I haven’t read this whole thread TLDR, but upgrading production (even non-prod) environments is a common problem. There are 2 major parts here of course. One is recycling your infrastructure components (EC2 instances and possibly other resources (such as your launch config) in your case) and the other is the applications deployed as containers across your cluster. The second of these is what your container management app is for and forms parts of the self-healing capability. So if a cluster host becomes unhealthy for whatever reason (including if you deliberately terminate it as part of a rolling upgrade) then the scheduler will spot that desired state is not maintained and start up some new ones on healthy hosts. If a host recycle is a planned event, you can control that process yourself, i.e de-register a node from the cluster, scheduler starts replacement containers on another node, infrastructure desired state is reconciled (ASG) so a new host appears, new host auto-registers to the cluster, de-registered node is terminated, wait until all replacement containers report as healthy… rinse and repeat for all other nodes in the cluster. There may be many reasons for replacing nodes like an upgrade to Docker but the process is the same regardless. BTW in-place upgrades are an anti-pattern IMO, so stick with immutable for your infrastructure in the same way you do for containers and you won’t go far wrong.
If the above is too risky for business acceptance or your have some oddities like your EFS mounts become corrupt or disappear, then you can always go for a more redundancy approach such as full-on blue/green and manage the DNS switch over (weighted draining or direst depending on whether you need to worry about in flight transactions or other conditions like that or not)
Just to update my progress… I decided that using blue-green deployment was the best scenario for us. Luckily our application (WordPress) didnt have much data; and we were able to tell our editors to not make any changes during the migration. Migrations (dev, test, then prod environments) went very smoothly.
Lessons learned
1.How long it takes to create a completely new environment. About 3 hours: multiple CFT stacks (D4AWS, multiple AWS resource stacks, CICD, monitoring, lambda, etc), creating/loading Docker data (secrets, config, volumes, scripts). I could script more to automate creation and reduce the time.

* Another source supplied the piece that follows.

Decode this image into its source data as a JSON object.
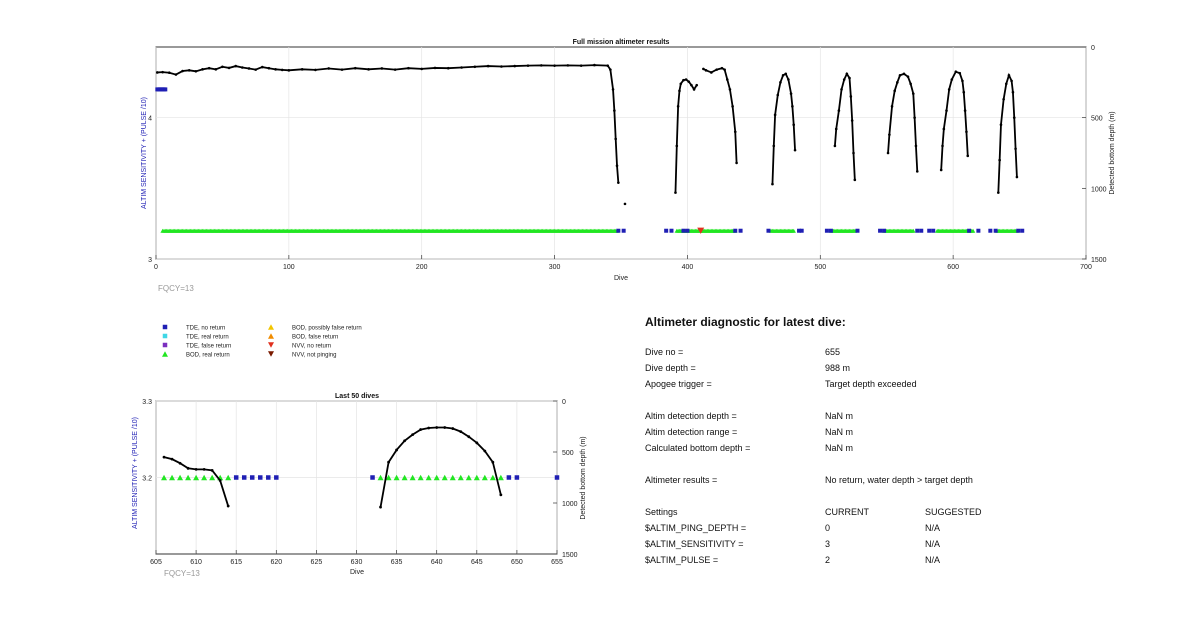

2.Docker Swarm 18.03 CE - ran into new problems, sigh. I noticed that the D4AWS DynamoDB table (primary_manager) value was changing weekly, switching between manager nodes (IP addresses). This should not be happening. I also found that the cloudstor plugin was disabling itself; so we lost connection to our EFS instances.
FYI - I’ve recommended to my management to migrate our environment from D4AWS to ECS/Fargate.